S&P spells out why it rates Capitec as ‘strong and robust’
As the National Treasury comes out to bat for Capitec, asking the Financial Services Board to consider a market abuse probe into the conduct of Viceroy Research, ratings agency Standard & Poor’s is sticking by its assessment of Capitec’s credit risk at BB – reflecting those of its sovereign (South African) rating as well as the bank’s “strong capitalisation”. We spoke to S&P’s primary credit analyst for banks in SA, Matthew Pirnie:
Were you asked to re-assess your rating?
Ratings agencies can’t really comment until we’ve made (our information) public so I thought it was best to write something and put it out. If Capitec had asked we wouldn’t have done it – we don’t do things by request.What is your opinion on Viceroy’s report? Do you agree with it in full or parts, or do you disagree with its conclusions?
I can’t reconcile the numbers they use with the data we have. And therefore when looking at the financial side it’s not similar to the data we have. In terms of the legal issues (potential class-action lawsuits) whilst we would look at any serious legal action etc, that wouldn’t be considered in our ratings action. And in terms of the governance, we have our own criteria which checks governance of the institution and that’s appropriate for its rating level. I went through it, in detail, and asked the bank a number of questions around it, some questions over the cash flow, but my numbers looked fine and they continue to look fine. For us, the ratings look accurate where they are.
Are your numbers reliant on the bank or do you base the rating on your own research?
The rating agencies almost entirely rely on the auditors for financial statements but we can ask questions around the financial statements and we have data regarding their credit risk in a much more granular detail than non-ratings agencies have access to, board packs etc. In terms of the pure numbers then we are reliant on the auditors and the bank to provide us with that data. Again what we try and do is commonsense check it all, check that it adds up.So you wouldn’t feel that S&P, in backing its rating, is exposing itself?
I don’t think we’ve exposed ourselves any more than we would have done with the rating. The rating is where it is, we have exactly the same amount of data as we did before the Viceroy report came out – we don’t consider there’s anything new or important that would lead us to want to change that rating.
On the regulation of SA banks, it wasn’t mentioned in the report but when Business Day spoke to Gabriel Bernarde, one of the Viceroy researchers, he was quite dismissive of the SARB and its oversight – alluding to the failure of African Bank under the regulators’ nose. What is S&P’s view of SA’s regulators? Do you feel they’re on the ball?

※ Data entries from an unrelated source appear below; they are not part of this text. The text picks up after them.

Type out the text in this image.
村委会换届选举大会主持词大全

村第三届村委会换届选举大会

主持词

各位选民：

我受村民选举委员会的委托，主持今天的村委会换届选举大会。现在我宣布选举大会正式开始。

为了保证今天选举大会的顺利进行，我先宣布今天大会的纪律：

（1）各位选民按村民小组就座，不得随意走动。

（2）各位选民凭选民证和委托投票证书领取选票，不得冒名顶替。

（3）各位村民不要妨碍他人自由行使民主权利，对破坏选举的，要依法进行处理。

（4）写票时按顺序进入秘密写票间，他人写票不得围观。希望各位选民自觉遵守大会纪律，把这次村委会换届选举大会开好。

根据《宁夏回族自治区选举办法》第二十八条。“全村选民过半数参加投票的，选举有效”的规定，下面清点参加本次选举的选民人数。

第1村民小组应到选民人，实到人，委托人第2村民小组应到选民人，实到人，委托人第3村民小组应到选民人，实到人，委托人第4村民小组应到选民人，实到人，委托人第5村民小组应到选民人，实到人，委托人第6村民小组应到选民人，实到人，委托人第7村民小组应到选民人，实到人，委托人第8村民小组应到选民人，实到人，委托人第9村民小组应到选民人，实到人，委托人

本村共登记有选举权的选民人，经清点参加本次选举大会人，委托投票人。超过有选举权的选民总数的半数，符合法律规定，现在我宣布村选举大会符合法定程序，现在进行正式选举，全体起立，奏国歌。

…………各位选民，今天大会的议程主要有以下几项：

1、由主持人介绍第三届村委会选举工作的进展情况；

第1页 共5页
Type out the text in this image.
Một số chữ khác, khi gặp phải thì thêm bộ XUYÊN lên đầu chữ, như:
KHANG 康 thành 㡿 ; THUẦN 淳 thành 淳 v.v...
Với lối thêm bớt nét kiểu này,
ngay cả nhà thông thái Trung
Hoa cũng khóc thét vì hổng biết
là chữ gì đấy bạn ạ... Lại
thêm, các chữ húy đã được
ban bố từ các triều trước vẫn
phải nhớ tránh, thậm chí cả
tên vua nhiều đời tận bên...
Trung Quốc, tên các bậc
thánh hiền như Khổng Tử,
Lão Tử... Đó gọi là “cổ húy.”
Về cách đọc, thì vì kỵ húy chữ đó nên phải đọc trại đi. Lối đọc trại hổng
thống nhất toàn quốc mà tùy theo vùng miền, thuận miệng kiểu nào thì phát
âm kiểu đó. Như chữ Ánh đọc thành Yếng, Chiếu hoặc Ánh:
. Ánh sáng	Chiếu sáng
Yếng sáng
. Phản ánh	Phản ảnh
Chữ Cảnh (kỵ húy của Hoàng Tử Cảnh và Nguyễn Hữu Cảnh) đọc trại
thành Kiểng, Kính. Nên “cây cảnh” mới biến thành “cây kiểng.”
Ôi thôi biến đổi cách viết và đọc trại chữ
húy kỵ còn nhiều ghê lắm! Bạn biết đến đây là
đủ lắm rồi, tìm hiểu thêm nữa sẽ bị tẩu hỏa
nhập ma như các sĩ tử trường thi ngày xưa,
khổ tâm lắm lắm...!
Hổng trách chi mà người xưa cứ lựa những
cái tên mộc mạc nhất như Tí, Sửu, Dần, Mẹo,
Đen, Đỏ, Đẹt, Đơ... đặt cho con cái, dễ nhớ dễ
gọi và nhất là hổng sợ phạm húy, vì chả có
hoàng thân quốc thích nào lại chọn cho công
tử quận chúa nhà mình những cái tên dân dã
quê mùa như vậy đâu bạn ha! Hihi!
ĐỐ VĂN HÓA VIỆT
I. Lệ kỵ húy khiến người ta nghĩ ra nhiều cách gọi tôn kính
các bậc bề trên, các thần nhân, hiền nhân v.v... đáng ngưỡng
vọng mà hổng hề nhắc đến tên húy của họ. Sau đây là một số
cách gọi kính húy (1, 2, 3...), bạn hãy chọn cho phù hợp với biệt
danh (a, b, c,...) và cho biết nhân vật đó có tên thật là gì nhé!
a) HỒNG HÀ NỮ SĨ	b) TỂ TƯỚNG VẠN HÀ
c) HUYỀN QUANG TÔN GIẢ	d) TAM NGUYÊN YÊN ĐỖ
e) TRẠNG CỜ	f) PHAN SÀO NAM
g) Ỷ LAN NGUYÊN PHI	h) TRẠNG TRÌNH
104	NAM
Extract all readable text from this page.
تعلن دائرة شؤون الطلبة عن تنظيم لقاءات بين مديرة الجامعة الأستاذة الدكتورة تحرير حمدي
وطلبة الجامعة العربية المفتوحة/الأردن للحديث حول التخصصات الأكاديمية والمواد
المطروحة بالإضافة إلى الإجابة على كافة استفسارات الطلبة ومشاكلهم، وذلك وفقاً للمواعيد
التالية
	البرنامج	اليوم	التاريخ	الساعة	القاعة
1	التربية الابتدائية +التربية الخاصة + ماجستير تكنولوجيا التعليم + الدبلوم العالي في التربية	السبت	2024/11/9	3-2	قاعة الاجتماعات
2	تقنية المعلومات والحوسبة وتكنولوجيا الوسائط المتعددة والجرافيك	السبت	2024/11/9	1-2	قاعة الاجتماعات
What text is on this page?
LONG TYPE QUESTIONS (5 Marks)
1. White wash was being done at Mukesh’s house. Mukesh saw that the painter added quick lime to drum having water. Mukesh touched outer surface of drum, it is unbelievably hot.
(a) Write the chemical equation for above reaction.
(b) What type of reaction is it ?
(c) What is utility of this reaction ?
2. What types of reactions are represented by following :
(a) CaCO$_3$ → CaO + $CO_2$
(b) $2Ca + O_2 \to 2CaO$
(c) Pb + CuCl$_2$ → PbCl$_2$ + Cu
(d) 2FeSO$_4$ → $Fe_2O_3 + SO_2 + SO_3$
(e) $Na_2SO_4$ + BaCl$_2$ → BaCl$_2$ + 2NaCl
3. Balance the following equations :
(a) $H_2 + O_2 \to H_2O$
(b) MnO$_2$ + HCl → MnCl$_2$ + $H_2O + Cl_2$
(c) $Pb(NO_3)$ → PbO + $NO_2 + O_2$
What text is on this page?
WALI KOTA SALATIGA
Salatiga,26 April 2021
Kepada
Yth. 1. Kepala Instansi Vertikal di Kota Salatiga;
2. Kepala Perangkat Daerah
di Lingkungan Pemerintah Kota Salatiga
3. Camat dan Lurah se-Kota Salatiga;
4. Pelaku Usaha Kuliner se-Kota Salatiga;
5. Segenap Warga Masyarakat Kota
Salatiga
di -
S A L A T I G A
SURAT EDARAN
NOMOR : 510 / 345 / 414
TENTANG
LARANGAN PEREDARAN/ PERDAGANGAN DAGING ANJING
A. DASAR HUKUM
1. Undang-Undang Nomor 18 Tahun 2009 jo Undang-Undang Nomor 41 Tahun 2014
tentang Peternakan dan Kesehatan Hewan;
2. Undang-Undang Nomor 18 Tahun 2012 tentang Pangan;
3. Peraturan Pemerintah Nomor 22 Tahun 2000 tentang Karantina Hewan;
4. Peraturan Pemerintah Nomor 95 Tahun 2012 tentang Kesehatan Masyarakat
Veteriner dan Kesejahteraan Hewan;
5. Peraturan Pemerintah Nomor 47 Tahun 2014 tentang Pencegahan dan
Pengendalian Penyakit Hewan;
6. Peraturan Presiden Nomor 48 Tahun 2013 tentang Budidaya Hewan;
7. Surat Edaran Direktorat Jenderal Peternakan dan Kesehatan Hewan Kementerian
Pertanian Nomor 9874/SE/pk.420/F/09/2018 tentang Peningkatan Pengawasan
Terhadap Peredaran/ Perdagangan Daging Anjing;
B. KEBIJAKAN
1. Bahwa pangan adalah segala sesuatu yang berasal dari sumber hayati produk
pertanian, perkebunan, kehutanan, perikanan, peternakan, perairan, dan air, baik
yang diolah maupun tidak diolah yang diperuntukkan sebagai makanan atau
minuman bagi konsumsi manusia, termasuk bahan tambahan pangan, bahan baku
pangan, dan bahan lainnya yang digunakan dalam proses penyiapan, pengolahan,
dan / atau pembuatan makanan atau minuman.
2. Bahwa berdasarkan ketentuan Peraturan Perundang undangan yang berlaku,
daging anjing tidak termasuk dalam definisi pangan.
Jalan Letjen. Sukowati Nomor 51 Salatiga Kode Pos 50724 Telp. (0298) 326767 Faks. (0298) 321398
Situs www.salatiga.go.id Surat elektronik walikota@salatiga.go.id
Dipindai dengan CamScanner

We think the regulatory environment in South Africa is very in line with other G20 countries: so, as appropriate as it should be for an advanced economy. And this isn’t the only country that’s had a bank failure in the last ten year. Where were Viceroy in the States – are they saying US regulators were rubbish when Lehmans happened, or Bears? Or the UK and RBS? In terms of the oversight, the SARB is in line with global norms and their oversight and monitoring of financial institutions seems appropriate so we don’t have any concerns with the SARB, in fact we consider it to be a good regulator in comparison to (other) emerging markets.Viceroy repeatedly draws similarities to the failed African Bank, before it was placed under curatorship. In what way would you see Capitec as similar to the old Abil?
We rate African Bank today but we didn’t rate African Bank beforehand … how is it different from African bank then? Well, it’s materially different. It is an unsecured consumer lender and that is where the similarity begins, but in terms of provisioning levels it’s chalk and cheese in comparison to the amount of provisioning that Capitec has today to the amount that African Bank had at the time. It depends on what you want to look at and how you want to look at the numbers. Any way we look at it, we consider the coverage of expected and unexpected loss by the bank is robust, it’s strong. Even 1 or 2 two days overdue, they start raising a provision quite early. So African Bank had a shortfall of provisions, it had adequate capitalisation but you put the shortfall of provisions up against capitalisation and you soon saw there was a big hole in the capital levels. And then from a liquidity and funding perspective, Capitec has retail deposits, African Bank never did – they relied on wholesale funding, and if you look at the revenue diversification, Capitec has significant diversification in comparison to what African Bank was. If you add those three things together then I would say drawing similarities between African Bank and Capitec is lazy at best.